Ces expériences de lieux autogestion doivent être vécues comme une rupture avec cette cinétique, création d’un espace-temps que l’on nous impose pas. L’apprentissage d’une vie en commun qui ne soit pas seulement guidée par l’intérêt privé (personnel, familiale ou clanique) mais qui permette la reconstruction d’identités sociales.

La centralité du salariat pèse dans nos vies. L’absence de travail cause des souffrances, de part le manque de ressources, de liens sociaux (sauf rares chômeurs militants). Pour celles et ceux qui ont vécu la dure réalité des squatts de tous types, les embrouilles dues à l’alcool / la came / les vols, qui sont la conséquence de la galère, cet article apparaîtra bien romantique. Ou alors, quand les lieux sont plus proprets et léchés, les existences plus éloignées du fil du rasoir, d’autres problèmes apparaissent : les lambeaux de pouvoir qui font tourner la tête des apprentis-kadors, les embrouilles politiques importantes (débat sur l’utilisation du papier chiotte, ça c’est déjà vu), etc.

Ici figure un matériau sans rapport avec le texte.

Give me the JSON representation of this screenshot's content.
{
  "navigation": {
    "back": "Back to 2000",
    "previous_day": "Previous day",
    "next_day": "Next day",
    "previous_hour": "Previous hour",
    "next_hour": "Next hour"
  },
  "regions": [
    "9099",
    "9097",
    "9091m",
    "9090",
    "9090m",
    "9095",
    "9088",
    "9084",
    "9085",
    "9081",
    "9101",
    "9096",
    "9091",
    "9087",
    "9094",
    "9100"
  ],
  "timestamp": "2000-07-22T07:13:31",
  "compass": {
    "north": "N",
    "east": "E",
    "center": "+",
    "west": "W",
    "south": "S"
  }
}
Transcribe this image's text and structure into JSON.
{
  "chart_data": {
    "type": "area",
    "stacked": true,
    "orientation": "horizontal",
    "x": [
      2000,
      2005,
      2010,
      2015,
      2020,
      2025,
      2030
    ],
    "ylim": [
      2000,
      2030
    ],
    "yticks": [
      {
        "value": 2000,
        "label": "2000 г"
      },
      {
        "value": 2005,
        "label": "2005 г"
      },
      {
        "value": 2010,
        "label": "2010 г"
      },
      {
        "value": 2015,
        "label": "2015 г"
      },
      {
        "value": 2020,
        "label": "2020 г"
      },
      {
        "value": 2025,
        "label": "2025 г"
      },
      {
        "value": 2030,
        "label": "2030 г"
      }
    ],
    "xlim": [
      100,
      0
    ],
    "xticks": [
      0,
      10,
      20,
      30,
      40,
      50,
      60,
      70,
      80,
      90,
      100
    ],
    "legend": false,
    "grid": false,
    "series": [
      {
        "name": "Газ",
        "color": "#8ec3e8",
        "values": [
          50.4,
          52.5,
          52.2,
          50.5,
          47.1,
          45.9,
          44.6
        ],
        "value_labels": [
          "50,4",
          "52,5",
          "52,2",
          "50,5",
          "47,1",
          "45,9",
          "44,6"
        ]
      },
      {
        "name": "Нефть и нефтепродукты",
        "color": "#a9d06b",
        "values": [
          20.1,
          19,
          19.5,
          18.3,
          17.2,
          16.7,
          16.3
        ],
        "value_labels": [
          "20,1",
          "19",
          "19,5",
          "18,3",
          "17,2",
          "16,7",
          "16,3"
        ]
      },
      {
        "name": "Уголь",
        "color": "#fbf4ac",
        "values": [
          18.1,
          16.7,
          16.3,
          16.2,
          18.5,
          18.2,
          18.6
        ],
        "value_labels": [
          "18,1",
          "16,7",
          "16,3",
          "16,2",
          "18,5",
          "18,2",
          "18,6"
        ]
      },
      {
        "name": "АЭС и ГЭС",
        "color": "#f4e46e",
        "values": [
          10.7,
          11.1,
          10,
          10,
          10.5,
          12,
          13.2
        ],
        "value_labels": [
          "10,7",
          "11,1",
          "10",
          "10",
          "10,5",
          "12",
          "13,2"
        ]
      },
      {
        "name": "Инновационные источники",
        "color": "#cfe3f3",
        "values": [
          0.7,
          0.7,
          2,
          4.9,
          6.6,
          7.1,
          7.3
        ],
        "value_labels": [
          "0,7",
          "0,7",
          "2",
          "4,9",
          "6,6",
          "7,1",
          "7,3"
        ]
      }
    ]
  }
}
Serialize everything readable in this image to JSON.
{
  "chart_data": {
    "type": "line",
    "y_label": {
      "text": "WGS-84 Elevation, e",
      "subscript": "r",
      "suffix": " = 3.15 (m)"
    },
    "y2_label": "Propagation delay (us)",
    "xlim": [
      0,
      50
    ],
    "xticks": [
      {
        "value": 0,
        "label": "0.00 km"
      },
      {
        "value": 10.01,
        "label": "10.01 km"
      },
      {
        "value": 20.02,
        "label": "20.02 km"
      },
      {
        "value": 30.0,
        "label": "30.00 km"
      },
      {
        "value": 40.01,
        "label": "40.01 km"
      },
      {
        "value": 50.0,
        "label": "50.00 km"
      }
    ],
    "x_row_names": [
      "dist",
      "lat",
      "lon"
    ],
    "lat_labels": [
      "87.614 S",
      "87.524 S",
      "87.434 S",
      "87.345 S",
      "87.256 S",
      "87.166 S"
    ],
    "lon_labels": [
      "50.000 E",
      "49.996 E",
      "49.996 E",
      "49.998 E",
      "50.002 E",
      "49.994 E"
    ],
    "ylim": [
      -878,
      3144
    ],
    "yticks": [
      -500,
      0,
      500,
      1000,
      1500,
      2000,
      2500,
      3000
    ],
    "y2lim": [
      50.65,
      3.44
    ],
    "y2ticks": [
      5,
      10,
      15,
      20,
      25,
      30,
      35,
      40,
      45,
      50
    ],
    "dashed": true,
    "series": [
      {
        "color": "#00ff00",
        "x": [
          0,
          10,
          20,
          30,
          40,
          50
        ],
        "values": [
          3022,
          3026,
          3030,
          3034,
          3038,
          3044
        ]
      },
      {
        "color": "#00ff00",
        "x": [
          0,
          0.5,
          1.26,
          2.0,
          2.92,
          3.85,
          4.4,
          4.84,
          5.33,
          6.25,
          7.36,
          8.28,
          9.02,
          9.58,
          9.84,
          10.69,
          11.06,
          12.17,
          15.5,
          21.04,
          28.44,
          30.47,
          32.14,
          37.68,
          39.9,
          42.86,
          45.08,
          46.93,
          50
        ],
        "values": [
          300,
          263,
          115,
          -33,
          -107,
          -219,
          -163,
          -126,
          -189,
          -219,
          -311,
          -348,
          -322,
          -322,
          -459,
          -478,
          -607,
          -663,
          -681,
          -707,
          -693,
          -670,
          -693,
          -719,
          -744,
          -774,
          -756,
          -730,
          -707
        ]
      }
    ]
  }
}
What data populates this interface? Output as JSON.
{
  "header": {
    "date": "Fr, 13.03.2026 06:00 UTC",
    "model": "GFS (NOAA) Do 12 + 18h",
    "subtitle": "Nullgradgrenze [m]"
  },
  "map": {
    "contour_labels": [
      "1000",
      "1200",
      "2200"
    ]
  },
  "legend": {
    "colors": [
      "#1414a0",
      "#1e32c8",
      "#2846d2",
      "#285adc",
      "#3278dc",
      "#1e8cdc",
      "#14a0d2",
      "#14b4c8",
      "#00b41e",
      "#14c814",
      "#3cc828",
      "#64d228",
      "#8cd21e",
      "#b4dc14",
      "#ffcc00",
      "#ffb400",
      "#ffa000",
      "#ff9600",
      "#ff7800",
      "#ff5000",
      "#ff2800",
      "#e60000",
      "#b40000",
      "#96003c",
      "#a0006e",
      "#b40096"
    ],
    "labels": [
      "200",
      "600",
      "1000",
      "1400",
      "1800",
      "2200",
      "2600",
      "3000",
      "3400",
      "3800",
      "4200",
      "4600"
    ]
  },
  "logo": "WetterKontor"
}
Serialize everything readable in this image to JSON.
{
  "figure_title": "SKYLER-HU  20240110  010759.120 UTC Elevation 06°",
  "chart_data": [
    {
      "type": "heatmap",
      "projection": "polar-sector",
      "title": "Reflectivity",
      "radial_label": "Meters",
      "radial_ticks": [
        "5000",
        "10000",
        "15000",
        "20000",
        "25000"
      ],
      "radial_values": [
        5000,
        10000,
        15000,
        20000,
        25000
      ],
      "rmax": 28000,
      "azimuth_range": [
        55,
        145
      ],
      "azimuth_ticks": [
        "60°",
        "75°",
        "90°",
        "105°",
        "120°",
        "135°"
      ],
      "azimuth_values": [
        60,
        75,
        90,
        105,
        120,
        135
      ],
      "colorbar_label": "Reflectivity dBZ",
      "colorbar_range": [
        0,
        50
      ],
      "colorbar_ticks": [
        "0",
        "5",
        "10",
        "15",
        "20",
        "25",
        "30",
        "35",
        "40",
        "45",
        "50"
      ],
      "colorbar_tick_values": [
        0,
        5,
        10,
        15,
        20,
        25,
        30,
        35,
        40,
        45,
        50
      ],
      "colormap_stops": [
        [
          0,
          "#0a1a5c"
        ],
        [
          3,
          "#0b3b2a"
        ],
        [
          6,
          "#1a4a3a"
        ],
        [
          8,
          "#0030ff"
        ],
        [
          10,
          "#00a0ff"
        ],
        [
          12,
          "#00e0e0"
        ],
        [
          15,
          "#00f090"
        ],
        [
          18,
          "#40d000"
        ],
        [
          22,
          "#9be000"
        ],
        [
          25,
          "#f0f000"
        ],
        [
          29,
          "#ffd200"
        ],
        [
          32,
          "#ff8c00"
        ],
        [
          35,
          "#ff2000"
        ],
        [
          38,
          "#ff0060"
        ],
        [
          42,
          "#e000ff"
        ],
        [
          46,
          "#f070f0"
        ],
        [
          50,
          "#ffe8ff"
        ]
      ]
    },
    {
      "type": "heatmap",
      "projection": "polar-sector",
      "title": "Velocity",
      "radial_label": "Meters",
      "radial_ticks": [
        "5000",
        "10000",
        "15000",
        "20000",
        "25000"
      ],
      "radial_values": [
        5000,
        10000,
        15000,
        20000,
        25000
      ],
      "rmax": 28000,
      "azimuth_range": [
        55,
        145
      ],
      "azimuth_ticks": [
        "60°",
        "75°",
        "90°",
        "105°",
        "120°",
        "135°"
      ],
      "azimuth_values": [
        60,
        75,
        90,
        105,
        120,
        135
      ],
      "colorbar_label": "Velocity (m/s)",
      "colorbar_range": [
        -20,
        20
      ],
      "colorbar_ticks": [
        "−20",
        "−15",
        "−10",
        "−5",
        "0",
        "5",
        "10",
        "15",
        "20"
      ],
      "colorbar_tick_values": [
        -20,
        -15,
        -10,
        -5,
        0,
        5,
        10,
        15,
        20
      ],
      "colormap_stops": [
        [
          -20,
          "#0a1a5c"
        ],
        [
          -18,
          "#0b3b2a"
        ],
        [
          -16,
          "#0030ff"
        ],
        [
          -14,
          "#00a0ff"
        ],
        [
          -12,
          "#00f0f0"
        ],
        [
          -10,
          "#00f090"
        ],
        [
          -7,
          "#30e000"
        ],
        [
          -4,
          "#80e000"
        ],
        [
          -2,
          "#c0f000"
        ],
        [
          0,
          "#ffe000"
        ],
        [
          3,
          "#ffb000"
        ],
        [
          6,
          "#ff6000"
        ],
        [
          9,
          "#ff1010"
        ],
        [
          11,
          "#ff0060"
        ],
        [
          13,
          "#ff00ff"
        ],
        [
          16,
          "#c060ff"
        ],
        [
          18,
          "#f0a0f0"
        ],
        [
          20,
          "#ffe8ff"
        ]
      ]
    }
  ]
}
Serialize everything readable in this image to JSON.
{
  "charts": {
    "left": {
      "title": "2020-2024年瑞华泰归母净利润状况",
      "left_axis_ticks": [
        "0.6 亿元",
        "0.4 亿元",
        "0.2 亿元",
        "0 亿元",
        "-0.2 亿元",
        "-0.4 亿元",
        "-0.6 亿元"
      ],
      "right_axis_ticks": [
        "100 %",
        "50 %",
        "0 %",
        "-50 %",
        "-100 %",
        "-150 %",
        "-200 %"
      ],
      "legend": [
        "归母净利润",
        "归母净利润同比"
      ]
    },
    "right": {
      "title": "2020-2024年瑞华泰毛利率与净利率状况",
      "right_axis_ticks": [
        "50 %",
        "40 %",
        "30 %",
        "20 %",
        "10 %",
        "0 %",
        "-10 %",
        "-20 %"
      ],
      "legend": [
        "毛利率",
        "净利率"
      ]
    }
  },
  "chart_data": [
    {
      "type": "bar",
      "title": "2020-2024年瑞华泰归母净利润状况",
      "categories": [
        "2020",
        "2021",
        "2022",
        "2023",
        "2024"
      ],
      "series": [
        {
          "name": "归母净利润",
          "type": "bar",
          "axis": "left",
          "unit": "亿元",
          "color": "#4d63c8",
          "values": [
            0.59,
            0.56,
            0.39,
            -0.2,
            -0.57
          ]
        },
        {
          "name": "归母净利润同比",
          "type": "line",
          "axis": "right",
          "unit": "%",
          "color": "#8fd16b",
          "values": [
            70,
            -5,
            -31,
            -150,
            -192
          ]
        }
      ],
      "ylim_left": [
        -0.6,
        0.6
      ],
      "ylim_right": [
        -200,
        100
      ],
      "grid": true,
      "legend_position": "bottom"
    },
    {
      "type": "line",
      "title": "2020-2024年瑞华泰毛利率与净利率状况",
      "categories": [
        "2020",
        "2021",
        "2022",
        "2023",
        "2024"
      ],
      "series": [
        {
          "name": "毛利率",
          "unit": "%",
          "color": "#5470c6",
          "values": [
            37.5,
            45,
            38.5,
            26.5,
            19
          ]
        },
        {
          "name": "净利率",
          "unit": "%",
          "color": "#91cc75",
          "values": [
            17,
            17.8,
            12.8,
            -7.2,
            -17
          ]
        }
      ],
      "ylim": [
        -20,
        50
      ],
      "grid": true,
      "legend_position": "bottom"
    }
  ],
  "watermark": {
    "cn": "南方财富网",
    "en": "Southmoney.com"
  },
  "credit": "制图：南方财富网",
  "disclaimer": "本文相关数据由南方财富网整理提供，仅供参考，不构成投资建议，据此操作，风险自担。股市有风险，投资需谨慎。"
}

Néanmoins la problématique du lieu permet de se poser une question, celle de la place que les liens sociaux élargis ont dans nos projets politiques. Pour l’instant nous lançons des campagnes politiques, s’associe qui peu et qui veut. Mais peut-être sommes-nous tombés dans un tel individualisme qu’il soit nécessaire de créer en priorité un maximum de solidarité. On l’a vu avec le mouvement contre les retraites Fillon, par exemple, le manque de liens public/privé étaient joués à l’avance car, par exemple, les profs et les ouvriers ne se fréquentent pas, restent dans leurs univers. Dès que le mouvement s’est lancé ils n’ont pu inverser la vapeur, comme ça, d’un claquement de doigt. Idem pour la récente tentative de mouvement des chômeurs ; alors que ceux-ci étaient privé de la majeur partie de leurs droits créer les liens nécessaires pour combattre ces projets politiques semblait plus dur que de subir le manque de ressources qu’ils entraînaient.

Appréhender la verticalité demande du temps.

De ces liens et de ces projets autogérés pourraient se déduire la conflictualité politique contre le capitalisme. C’est ce qui s’est produit avec un SEL en Ariège, il y a quelques années (vers 1997 de mémoire). Ce Système d’échange local (et rural), qui permettait d’échanger des biens et des services sur la base d’une monnaie fictive, a été attaqué par la « justice » pour travail au noir. Il s’agissait en fait pour des populations de s’entraider, parce qu’elles n’avaient pas le choix ou qu’elles souhaitaient vivre différemment. Une fois ces liens recréés, et le SEL attaqué, un collectif de défense de plusieurs centaines de personnes s’est mis en place pour défendre les deux accusés. Ces mêmes personnes auraient été moins séduites, à en voir le nombre de militant-e-s mobilisés dans nos collectifs on ne peut g uère en douter, par un engagement ultra-politisé dès le début.

Le problème reste toujours celui de l’amorce.

Nous pouvons envisager que pour beaucoup de monde la politique soit déductible de la solidarité, et non l’inverse. Si l’on ne tient plus à rien, si plus rien ne vaut sérieusement la peine hors défense du cercle et des intérêts personnel, il faut d’abord être lié à des altérités sociales pour avoir envie de les défendre.
Vu l’évolution de la société, les replis communautaristes, les nouvelles formes d’individualisme dans les sociétés capitalistes les plus « avancées » je ne sais même pas s’il s’agit d’une question de choix, de « peut-être » ou désormais d’une nécessité.


Raphaël

(*) écrire le nom d’une orga ou d’une personne que vous n’appréciez pas, si possible proche de vos idées pour des questions de réalisme.